The inference performance of PeopleNet v2.1 model was measured against 50000 proprietary images across a variety of environments. The frames are high resolution images 1920x1080 pixels resized to 960x544 pixels before passing to the PeopleNet detection model.

Methodology and KPI

The true positives, false positives, false negatives are calculated using intersection-over-union (IOU) criterion greater than 0.5. The KPI for the evaluation data are reported in the table below. Model is evaluated based on precision, recall and accuracy.

Model PeopleNetV2.1 FP16 PeopleNetV2.1 INT8
Content Precision Recall Accuracy Precision Recall Accuracy
Generic 90.78 86.28 79.38 90.70 84.92 78.17
Office 95.00 88.44 84.51 94.08 88.46 83.79
Rotation 95.00 88.44 84.51 90.70 93.43 85.87

Real-time Inference Performance

The inference is run on the provided pruned models at INT8 precision. On the Jetson Nano FP16 precision is used. The inference performance is run using trtexec on Jetson Nano, AGX Xavier, Xavier NX and NVIDIA T4 GPU. The Jetson devices are running at Max-N configuration for maximum GPU frequency. The performance shown here is the inference only performance. The end-to-end performance with streaming video data might slightly vary depending on other bottlenecks in the hardware and software.

Limitations

Very Small Objects

NVIDIA PeopleNet model were trained to detect objects larger than 10x10 pixels. Therefore it may not be able to detect objects that are smaller than 10x10 pixels.

Occluded Objects

When objects are occluded or truncated such that less than 20% of the object is visible, they may not be detected by the PeopleNet model. For people class objects, the model will detect occluded people as long as head and shoulders are visible. However if the person’s head and/or shoulders are not visible, the object might not be detected unless more than 60% of the person is visible.

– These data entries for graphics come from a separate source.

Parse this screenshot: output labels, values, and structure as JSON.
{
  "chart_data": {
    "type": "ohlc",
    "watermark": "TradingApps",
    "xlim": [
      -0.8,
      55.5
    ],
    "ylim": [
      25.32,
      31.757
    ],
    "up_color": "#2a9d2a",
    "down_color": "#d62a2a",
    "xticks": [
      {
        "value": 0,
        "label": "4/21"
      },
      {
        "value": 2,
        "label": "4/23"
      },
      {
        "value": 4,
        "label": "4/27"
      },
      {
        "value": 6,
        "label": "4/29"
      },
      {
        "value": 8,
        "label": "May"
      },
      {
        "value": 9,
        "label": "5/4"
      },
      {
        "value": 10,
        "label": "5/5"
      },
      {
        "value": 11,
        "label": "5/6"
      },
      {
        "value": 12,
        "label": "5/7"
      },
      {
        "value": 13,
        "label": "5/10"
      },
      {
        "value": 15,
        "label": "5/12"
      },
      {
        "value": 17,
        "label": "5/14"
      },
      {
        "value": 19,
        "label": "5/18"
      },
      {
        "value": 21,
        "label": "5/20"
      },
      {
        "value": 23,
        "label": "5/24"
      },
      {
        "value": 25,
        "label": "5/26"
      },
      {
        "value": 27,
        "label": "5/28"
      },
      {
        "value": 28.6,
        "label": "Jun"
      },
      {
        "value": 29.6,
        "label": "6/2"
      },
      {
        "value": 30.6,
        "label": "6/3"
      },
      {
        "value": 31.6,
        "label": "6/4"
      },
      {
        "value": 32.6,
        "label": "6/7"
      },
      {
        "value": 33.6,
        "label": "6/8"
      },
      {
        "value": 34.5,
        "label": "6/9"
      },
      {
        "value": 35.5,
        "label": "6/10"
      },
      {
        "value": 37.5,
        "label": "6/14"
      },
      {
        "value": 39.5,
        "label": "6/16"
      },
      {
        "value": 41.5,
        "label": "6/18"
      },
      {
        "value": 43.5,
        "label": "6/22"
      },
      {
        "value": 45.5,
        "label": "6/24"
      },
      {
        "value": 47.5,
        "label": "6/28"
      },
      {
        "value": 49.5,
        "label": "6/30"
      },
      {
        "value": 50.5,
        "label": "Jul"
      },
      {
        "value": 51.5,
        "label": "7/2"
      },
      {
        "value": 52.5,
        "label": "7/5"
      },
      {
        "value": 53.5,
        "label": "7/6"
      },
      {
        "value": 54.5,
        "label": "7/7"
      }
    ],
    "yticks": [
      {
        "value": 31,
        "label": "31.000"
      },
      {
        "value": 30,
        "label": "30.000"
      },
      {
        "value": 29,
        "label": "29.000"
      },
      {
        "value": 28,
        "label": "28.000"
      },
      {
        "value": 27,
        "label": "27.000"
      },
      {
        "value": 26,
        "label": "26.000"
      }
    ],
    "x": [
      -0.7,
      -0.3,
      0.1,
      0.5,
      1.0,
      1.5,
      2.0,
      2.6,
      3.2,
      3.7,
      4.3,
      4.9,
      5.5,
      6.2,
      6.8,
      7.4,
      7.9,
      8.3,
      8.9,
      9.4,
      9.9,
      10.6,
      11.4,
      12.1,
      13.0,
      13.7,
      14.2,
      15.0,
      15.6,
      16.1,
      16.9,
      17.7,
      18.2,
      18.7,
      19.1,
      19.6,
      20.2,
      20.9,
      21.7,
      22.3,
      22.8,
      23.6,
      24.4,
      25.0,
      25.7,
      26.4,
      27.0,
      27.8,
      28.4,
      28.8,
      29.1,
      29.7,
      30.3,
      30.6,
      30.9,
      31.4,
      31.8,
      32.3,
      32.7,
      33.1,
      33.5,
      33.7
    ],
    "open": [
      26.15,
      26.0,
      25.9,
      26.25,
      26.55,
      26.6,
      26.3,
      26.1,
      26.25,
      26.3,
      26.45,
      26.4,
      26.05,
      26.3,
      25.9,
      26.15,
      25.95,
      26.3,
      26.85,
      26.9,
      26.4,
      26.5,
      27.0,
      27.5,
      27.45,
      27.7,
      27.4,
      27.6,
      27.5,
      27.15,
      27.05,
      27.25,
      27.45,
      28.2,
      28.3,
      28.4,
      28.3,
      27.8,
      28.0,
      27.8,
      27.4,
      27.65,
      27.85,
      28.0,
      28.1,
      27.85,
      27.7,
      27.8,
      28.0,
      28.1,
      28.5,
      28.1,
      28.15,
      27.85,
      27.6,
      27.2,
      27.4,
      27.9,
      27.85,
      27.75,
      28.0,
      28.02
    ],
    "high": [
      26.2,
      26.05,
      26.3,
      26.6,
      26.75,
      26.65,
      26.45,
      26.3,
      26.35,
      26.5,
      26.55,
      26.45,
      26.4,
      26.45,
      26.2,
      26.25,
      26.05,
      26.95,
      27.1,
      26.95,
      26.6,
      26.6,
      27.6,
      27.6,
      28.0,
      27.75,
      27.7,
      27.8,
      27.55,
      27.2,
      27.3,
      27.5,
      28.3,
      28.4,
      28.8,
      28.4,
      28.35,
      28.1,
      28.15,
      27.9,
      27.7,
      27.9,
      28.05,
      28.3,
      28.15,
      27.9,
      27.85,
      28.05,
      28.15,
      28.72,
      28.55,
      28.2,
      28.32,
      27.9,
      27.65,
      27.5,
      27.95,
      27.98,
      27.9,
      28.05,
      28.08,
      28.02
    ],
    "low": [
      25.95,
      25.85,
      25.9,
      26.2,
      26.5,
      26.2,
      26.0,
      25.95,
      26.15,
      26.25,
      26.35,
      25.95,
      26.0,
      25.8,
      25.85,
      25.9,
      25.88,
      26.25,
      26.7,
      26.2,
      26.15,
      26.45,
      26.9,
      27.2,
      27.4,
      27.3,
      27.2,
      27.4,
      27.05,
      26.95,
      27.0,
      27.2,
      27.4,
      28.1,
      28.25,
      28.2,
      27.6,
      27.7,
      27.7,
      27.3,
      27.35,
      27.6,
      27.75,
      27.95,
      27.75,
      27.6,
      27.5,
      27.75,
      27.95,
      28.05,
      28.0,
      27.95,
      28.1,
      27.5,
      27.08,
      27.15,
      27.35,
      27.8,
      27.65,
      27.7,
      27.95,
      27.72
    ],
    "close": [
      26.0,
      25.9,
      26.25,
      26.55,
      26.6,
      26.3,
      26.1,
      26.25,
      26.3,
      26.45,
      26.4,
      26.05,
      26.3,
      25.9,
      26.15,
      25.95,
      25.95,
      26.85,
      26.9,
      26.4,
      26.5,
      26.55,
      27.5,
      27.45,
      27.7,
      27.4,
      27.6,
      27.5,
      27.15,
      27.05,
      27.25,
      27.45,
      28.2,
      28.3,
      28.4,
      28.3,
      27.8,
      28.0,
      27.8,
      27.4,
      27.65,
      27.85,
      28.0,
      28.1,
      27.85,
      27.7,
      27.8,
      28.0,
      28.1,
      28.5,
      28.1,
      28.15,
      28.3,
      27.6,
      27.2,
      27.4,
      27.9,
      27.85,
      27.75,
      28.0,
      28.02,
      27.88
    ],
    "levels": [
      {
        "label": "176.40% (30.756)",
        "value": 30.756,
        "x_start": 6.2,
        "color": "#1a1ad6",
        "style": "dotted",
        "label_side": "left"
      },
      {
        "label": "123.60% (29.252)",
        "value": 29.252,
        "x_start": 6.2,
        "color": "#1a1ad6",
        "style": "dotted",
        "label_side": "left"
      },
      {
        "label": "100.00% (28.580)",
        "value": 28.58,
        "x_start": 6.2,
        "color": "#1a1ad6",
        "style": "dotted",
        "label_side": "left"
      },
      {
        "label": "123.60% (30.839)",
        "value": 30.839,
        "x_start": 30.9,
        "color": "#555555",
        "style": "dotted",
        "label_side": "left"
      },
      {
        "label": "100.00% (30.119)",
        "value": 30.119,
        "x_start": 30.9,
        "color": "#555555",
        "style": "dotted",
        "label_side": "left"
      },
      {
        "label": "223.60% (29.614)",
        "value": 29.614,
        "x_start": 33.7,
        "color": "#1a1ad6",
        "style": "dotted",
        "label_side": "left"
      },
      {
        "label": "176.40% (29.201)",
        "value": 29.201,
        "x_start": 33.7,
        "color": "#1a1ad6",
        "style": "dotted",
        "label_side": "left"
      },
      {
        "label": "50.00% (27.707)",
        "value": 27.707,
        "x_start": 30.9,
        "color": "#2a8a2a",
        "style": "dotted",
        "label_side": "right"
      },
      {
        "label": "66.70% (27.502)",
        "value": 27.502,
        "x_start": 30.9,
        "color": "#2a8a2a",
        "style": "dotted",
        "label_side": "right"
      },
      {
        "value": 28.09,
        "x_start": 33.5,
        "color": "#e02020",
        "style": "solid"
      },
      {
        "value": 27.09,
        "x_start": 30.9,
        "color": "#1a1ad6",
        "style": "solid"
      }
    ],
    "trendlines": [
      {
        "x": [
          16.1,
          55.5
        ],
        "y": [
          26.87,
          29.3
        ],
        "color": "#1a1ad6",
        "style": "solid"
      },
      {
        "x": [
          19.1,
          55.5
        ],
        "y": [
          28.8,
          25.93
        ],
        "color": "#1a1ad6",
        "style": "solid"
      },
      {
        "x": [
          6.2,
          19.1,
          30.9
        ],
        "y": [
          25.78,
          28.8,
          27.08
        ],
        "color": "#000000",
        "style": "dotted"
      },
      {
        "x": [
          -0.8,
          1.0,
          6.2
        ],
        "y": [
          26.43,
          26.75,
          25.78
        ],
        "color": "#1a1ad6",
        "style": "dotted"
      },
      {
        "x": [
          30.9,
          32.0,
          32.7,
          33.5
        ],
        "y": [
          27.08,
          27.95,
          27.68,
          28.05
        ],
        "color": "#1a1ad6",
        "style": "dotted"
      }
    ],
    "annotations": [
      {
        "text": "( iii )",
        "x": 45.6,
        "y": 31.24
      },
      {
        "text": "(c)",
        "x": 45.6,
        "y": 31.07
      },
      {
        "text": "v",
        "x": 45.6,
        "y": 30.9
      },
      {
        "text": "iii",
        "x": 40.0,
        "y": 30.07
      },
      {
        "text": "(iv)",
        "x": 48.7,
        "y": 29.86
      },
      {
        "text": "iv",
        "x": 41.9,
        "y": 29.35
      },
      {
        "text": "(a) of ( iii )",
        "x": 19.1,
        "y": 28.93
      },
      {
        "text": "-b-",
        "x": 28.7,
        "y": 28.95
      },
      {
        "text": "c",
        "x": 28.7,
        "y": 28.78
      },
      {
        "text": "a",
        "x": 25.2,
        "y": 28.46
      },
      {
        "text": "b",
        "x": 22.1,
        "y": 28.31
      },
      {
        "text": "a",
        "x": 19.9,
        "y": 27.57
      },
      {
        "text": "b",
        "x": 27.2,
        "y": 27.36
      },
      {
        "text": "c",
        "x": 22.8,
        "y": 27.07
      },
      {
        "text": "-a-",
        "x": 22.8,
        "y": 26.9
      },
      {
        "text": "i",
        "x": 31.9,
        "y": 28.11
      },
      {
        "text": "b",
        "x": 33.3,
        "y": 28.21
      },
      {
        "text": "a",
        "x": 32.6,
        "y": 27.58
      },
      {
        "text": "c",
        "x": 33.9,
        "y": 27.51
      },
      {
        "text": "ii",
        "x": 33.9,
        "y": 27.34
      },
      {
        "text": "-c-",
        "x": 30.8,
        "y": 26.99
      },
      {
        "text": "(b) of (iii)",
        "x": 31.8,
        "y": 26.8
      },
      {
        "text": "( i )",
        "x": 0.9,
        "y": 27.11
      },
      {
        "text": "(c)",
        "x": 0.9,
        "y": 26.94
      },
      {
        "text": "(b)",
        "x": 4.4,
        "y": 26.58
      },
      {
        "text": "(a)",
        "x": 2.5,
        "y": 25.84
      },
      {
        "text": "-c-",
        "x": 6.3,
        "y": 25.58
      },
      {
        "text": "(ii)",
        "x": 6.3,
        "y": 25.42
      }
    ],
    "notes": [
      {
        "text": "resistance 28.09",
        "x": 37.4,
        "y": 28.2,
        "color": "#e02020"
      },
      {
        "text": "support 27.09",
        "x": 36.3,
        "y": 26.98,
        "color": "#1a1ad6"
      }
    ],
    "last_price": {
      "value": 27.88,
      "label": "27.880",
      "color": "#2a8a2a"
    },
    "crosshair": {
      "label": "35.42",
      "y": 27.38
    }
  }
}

Dark-lighting, Monochrome or Infrared Camera Images

The PeopleNet model were trained on RGB images in good lighting conditions. Therefore, images captured in dark lighting conditions or a monochrome image or IR camera image may not provide good detection results.

Warped and Blurry Images

The PeopleNet models were not trained on fish-eye lense cameras or moving cameras. Therefore, the models may not perform well for warped images and images that have motion-induced or other blur.

Face and Bag class

Although bag and face class are included in the model, the accuracy of these classes will be much lower than people class. Some re-training will be required on these classes to improve accuracy.

Using TLT Pre-trained Models

License

License to use these models is covered by the Model EULA. By downloading the unpruned or pruned version of the model, you accept the terms and conditions of these licenses.

Technical blogs

Suggested reading

Ethical AI

NVIDIA PeopleNet model detects faces. However, no additional information such as race, gender, and skin type about the faces is inferred.

Training and evaluation dataset mostly consists of North American content. An ideal training and evaluation dataset would additionally include content from other geographies.

NVIDIA’s platforms and application frameworks enable developers to build a wide array of AI applications. Consider potential algorithmic bias when choosing or creating the models being deployed. Work with the model’s developer to ensure that it meets the requirements for the relevant industry and use case; that the necessary instruction and documentation are provided to understand error rates, confidence intervals, and results; and that the model is being used under the conditions and in the manner intended.